It’s All Still Relative

The weekly Relative Rotation Graph, as it looks toward the close of this Friday (8/30) shows a clear picture — out of Technology, into everything else.

Simple enough, right? However, this is a relative comparison, so it only tells us whether a sector is in a relative up- or downtrend or whether its relative trend is improving or weakening. This means that when SPY starts to move lower, these sectors will likely outperform SPY, but their prices will still go down.

When just looking at the JdK RS-Ratio value as a gauge, there are only two sectors on the right-hand side of the graph with a reading above 100. These are Real Estate and Utilities. All other sectors are below 100 on the RS-Ratio scale and, therefore, technically still in a relative downtrend vs. SPY.

However, except for XLK, all these other sectors are on a positive RRG-Heading, between 0 and 90 degrees, which is a positive takeaway. There is still a risk that these tails may roll over while still inside the improving quadrant and continue their relative downtrend, but XLV, XLF, and XLP are looking especially strong, as they are getting close to crossing over into the leading quadrant.

XLY, XLI, XLB, and XLE are still too low on the RS-Ratio scale for consideration, imho.

SPY is Hitting Resistance

SPY pushing against resistance is creating an interesting situation. 565 is clearly a very important overhead resistance level for SPY. Only when this barrier can be convincingly broken will there be new upside potential for SPY to continue the longer-term uptrend. However, it is questionable whether SPY can break that barrier without the help of the technology sector. At the end of the day, that is now more than 30% of the total market capitalization of the S&P 500.
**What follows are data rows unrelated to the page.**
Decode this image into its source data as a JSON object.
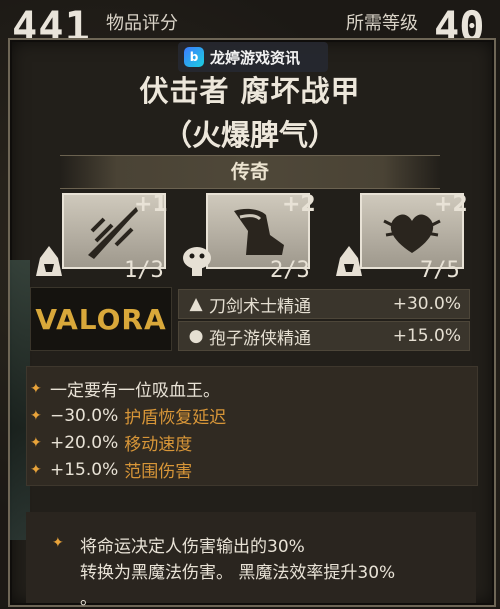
{
  "header": {
    "item_score": "441",
    "item_score_label": "物品评分",
    "required_level_label": "所需等级",
    "required_level": "40"
  },
  "watermark": {
    "logo": "b",
    "text": "龙婷游戏资讯"
  },
  "item": {
    "name_line1": "伏击者 腐坏战甲",
    "name_line2": "（火爆脾气）",
    "rarity": "传奇"
  },
  "talents": [
    {
      "icon": "sword-slash-icon",
      "bonus": "+1",
      "progress": "1/3",
      "class_icon": "hooded-rogue-icon"
    },
    {
      "icon": "boot-icon",
      "bonus": "+2",
      "progress": "2/3",
      "class_icon": "mushroom-icon"
    },
    {
      "icon": "heart-wings-icon",
      "bonus": "+2",
      "progress": "7/5",
      "class_icon": "hooded-rogue-icon"
    }
  ],
  "brand": {
    "name": "VALORA",
    "color": "#d9a83a"
  },
  "masteries": [
    {
      "icon": "hooded-rogue-icon",
      "name": "刀剑术士精通",
      "value": "+30.0%"
    },
    {
      "icon": "mushroom-icon",
      "name": "孢子游侠精通",
      "value": "+15.0%"
    }
  ],
  "stats": [
    {
      "bullet": "✦",
      "pre": "一定要有一位吸血王。",
      "value": "",
      "post": ""
    },
    {
      "bullet": "✦",
      "pre": "",
      "value": "−30.0%",
      "post": "护盾恢复延迟"
    },
    {
      "bullet": "✦",
      "pre": "",
      "value": "+20.0%",
      "post": "移动速度"
    },
    {
      "bullet": "✦",
      "pre": "",
      "value": "+15.0%",
      "post": "范围伤害"
    }
  ],
  "description": {
    "bullet": "✦",
    "line1": "将命运决定人伤害输出的30%",
    "line2": "转换为黑魔法伤害。 黑魔法效率提升30%",
    "line3": "。"
  },
  "colors": {
    "accent": "#e8a33a",
    "frame": "#6e6656",
    "gold": "#d9a83a"
  }
}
Over the last few weeks, SPY started to trade in a range between 555 and 565. When 555 gives way to the downside, significant downside risk will be unlocked, targeting the recent gap area between 545-548, followed by intermediate support around 537.5-540 and then 510, which is the level of the last major low.
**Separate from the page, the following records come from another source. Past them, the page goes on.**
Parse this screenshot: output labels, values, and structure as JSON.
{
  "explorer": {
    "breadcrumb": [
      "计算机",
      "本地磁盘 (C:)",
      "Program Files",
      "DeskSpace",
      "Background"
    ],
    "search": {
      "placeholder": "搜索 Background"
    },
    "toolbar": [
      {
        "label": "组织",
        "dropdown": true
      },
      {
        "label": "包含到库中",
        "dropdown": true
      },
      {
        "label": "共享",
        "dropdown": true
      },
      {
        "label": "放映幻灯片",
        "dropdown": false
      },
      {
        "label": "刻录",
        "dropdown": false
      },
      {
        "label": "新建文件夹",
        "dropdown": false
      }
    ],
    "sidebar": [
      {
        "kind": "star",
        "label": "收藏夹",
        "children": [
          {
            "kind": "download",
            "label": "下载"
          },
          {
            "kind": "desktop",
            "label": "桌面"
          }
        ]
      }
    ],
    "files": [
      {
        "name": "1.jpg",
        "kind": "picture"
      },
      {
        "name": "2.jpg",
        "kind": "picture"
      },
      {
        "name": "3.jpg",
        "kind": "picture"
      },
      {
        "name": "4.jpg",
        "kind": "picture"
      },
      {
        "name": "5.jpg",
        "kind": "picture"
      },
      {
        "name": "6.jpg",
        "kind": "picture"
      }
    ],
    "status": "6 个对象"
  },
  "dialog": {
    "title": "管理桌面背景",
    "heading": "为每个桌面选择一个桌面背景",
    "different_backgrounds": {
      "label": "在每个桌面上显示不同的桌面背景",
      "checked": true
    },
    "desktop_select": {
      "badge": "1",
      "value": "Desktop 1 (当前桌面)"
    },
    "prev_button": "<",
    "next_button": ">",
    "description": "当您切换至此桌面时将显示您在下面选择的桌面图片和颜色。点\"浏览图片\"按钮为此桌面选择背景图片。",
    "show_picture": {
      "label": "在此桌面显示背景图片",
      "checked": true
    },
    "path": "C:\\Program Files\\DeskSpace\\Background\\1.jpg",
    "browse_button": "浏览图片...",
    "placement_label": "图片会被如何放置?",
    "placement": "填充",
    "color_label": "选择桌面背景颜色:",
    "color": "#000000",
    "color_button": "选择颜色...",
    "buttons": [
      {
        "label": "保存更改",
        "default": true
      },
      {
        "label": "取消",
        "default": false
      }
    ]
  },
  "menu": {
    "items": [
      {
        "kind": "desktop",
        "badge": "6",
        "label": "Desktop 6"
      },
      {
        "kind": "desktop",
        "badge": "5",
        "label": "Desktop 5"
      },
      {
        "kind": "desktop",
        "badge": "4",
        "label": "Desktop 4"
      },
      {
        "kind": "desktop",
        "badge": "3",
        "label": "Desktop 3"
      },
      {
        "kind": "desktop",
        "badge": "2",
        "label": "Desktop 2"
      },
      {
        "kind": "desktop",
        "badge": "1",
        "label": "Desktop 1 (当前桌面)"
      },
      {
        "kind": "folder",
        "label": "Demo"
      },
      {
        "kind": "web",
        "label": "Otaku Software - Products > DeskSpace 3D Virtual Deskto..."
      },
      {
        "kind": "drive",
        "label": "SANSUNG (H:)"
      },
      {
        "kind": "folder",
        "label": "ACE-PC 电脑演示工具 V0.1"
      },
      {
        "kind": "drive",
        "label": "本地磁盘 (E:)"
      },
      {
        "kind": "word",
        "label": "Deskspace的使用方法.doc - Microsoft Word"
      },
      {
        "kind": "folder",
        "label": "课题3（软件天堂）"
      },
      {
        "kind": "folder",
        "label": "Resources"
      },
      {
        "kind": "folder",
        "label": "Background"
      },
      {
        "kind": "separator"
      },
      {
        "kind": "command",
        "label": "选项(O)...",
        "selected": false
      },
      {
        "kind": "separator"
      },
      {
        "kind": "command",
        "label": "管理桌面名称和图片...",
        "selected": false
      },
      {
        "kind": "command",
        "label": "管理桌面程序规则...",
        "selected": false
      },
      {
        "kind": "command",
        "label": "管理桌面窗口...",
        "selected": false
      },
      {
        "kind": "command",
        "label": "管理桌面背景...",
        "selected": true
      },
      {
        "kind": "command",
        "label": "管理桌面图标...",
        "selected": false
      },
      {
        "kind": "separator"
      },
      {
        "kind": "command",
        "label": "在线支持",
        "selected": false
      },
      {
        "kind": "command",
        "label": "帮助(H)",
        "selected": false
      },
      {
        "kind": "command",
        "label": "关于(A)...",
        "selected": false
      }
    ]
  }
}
Given the importance of the tech sectors in the current environment, I see the risk of a break below 555 as greater than the potential of a break above 565.

Semis / Tech Are Key

So, the tech sector, and especially the group semiconductors, will play an important role in the coming weeks to determine the faith direction of the general market.
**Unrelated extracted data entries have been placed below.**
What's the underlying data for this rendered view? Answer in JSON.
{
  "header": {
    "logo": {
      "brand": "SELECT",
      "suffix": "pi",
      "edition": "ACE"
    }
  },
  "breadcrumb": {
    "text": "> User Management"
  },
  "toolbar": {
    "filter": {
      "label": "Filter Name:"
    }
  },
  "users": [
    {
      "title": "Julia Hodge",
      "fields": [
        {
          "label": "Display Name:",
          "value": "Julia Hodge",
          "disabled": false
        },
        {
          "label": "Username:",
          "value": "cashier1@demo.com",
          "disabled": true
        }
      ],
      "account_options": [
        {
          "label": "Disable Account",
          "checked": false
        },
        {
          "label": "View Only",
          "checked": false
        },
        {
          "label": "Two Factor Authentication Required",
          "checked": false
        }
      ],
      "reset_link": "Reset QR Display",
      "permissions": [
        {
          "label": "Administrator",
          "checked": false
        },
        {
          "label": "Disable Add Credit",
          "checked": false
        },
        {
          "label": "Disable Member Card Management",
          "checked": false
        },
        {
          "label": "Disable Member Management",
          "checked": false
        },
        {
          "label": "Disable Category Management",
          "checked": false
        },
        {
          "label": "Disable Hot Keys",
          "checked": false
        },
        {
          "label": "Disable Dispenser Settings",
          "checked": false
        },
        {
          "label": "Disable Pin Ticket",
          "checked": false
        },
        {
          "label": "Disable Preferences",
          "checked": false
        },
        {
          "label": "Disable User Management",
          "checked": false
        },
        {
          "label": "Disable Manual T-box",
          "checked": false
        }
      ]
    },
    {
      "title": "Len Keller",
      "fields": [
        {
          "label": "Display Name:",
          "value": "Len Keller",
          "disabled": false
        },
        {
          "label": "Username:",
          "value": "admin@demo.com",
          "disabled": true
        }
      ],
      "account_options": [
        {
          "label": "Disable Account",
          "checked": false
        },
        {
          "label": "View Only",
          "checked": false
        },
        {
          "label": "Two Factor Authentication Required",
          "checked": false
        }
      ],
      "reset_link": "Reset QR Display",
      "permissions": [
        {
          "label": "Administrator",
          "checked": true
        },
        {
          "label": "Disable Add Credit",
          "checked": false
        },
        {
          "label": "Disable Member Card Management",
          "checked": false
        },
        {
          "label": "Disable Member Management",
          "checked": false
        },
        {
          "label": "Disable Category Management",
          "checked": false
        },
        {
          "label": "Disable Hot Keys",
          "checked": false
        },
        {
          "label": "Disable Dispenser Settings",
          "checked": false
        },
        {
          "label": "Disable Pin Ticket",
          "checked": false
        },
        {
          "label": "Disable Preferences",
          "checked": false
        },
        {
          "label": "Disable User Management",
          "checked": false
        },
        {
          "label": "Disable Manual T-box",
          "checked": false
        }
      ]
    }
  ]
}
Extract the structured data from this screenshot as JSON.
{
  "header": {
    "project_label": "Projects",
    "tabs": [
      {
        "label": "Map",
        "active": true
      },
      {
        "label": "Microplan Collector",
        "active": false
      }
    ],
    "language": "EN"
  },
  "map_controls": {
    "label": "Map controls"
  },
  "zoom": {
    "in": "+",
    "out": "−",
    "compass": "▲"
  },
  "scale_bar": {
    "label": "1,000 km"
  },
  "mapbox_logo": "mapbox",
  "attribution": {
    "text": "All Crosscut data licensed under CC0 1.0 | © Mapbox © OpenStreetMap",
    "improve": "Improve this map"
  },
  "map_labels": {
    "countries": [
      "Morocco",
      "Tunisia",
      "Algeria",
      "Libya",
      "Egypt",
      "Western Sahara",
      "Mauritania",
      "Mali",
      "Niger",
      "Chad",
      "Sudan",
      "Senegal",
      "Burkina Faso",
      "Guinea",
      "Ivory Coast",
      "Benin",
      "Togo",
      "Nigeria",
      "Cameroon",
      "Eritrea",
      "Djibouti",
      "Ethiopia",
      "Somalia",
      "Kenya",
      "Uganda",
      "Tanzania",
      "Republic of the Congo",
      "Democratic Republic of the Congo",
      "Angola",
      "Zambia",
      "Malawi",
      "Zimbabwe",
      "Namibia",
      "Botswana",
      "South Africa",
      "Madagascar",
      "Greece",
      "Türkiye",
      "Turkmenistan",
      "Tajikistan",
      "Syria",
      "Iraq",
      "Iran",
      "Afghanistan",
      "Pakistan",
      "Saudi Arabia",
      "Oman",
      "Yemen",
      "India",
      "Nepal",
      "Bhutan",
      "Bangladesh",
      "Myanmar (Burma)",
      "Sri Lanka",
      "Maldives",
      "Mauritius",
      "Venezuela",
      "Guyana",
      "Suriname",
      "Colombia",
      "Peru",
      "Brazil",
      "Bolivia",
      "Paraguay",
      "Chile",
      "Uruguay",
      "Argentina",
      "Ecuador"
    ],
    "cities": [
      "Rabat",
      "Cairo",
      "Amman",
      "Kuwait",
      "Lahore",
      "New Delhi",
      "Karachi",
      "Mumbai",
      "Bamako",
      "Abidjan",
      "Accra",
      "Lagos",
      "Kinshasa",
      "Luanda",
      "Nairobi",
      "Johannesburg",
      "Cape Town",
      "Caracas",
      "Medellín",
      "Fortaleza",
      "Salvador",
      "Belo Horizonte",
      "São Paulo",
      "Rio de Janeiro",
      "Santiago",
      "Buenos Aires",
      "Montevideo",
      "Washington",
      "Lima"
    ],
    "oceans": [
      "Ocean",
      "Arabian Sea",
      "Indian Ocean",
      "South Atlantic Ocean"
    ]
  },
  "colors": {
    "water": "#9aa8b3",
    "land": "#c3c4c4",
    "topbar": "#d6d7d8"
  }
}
This RRG shows the members of the Technology sector. The big elephant NVDA is clearly visible inside the weakening quadrant and rotating toward the lagging quadrant at a negative RRG-Heading.

The semiconductors and semiconductor equipment group is now the largest industry inside the technology sector, weighing more than 40%. NVDA itself is now the second-largest stock in the technology sector, with a weight of 20%. So when it moves, it moves, making the industry and the sector move.

NVDA is BIG, But Not the Only Semiconductor Stock

When I isolate the semiconductor stocks on the RRG, we see this image:

Most of these stocks are moving in the same direction as NVDA, on a negative RRG-Heading, weighing in on the industry and then on the sector. However, this is an extremely important group of stocks that deserves at least a minimal allocation in each portfolio “just in case it all turns around and starts to go up again.” From that perspective, it makes sense to look for alternatives as long as NVDA is rotating on a negative heading, digesting its recent gains and relative outperformance.

Searching for stocks on a positive RRG-Heading provides a few potentials.

Combining the positions on the RRG and looking at the individual charts. MPWR and TXN could be interesting alternatives if NVDA maintains its negative RRG-Heading.